ANKARA (Reuters) - Criticism of Turkey over the possible conversion of Istanbul’s landmark Hagia Sophia monument from a museum to a mosque “is an attack on Turkey’s sovereignty”, President Tayyip Erdogan said on Friday.
Erdogan has proposed restoring the mosque status of the UNESCO World Heritage Site, a building at the heart of both the Christian Byzantine and Muslim Ottoman empires and today one of Turkey’s most visited monuments.
“Accusations against our country about Hagia Sophia directly target our sovereign rights,” said Erdogan, responding to concern over the proposal from the West, particularly Greece, France and the United States.

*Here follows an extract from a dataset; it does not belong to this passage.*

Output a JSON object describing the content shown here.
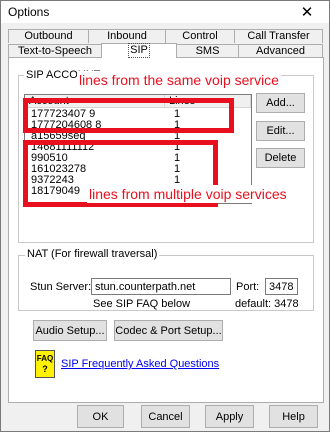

“We are determined to continue to protect the rights of Muslims, our country’s majority faith, as well as members of all other faiths and religions,” he added at the formal opening of another mosque in Istanbul.
A Turkish court on Thursday heard a case aimed at converting the Hagia Sophia back into a mosque. It will announce its verdict within 15 days.
Earlier this week Turkey said it was “shocked” at a statement by U.S. Secretary of State Mike Pompeo urging Erdogan not to go ahead with the plan.
France’s Foreign Ministry said on Thursday that the sixth-century structure, which served for nine centuries as a Christian cathedral before the Ottoman conquest of Constantinople in 1453, must remain open to all.